Ik maakte een investeringsmemorandum. De eigenaar wilde niet meer verder financieren. De bank wilde wel tijdelijk een deel aanvullen, maar dan moest er wel extra eigen vermogen bij. Met de twee managers en de accountant hebben we nog gekeken naar een externe financier. Zoals bij de leveranciers, klanten of concurrenten. Helaas waren die partijen daar niet happig op. We hadden dringend aanvullend vermogen nodig. Omdat ook de directeur weg wilde stappen was het plan voor een Management Buy In (MBI) geboren.
MBI werd MBO
Ik zocht contact met diverse partijen die bemiddelen in MBI kandidaten. Helaas wilden die bureaus op voorhand geld zien. De MBI bureaus bleken toen via twee walletjes te eten. Van de organisatie die een MBI kandidaat zoekt en van de MBI kandidaat zelf. Daar ging kostbare tijd (dus ook geld) verloren. Opeens kreeg ik een gespreksverzoek van een der managers, die ook het investeringsrapport had gelezen. Hij had met een leverancier, die we in een eerdere fase hadden gesproken, het plan opgevat voor een Management Buy Out (MBO). Na wat onderhandelingen zijn we een overnamecontact overeengekomen waar het benodigde eigen vermogen bijkwam en EMW weer door kon. Dat met een nieuwe directeur en nieuwe eigenaren. Het eerste besluit van de nieuwe eigenaar was het bezuinigen op de (dure) interim manager. Mijn klus zat er na 5 weken op.
Conclusie
Een herstructurering opdracht hoeft niet met het mes tussen de tanden te zijn.
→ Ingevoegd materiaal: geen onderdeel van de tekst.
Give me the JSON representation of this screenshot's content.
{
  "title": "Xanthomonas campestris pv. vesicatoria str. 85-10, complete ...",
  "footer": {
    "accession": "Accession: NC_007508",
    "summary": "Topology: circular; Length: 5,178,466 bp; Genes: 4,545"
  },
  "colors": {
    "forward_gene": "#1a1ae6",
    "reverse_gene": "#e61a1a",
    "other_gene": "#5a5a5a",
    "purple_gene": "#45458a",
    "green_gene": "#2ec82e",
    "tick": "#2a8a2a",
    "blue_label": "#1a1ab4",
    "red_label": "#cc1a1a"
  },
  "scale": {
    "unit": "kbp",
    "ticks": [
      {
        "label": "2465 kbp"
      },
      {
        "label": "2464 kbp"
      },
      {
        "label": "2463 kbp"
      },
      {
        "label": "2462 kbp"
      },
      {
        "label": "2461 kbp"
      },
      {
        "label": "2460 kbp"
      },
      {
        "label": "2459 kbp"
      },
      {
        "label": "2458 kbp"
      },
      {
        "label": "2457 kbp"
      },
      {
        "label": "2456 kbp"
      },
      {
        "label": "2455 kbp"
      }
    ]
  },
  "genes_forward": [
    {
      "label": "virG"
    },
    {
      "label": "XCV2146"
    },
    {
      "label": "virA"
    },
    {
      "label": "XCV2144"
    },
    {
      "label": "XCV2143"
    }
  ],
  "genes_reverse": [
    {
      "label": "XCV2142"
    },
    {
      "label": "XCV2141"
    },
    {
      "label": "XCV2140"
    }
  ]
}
Wel zijn snelheid en doortastendheid van groot belang. Evenals het betrekken van de spelers. En soms ligt de oplossing dichterbij dan je denkt, maar komt pas boven water nadat je eerst verder hebt gekeken.
Dennis van den Berg DvdB Consulting
Goed verhaal Leo en kenmerkend voor mijn ervaringen in recovery/restructuring land. Snelheid en duidelijkheid zijn keu in dit soort trajecten.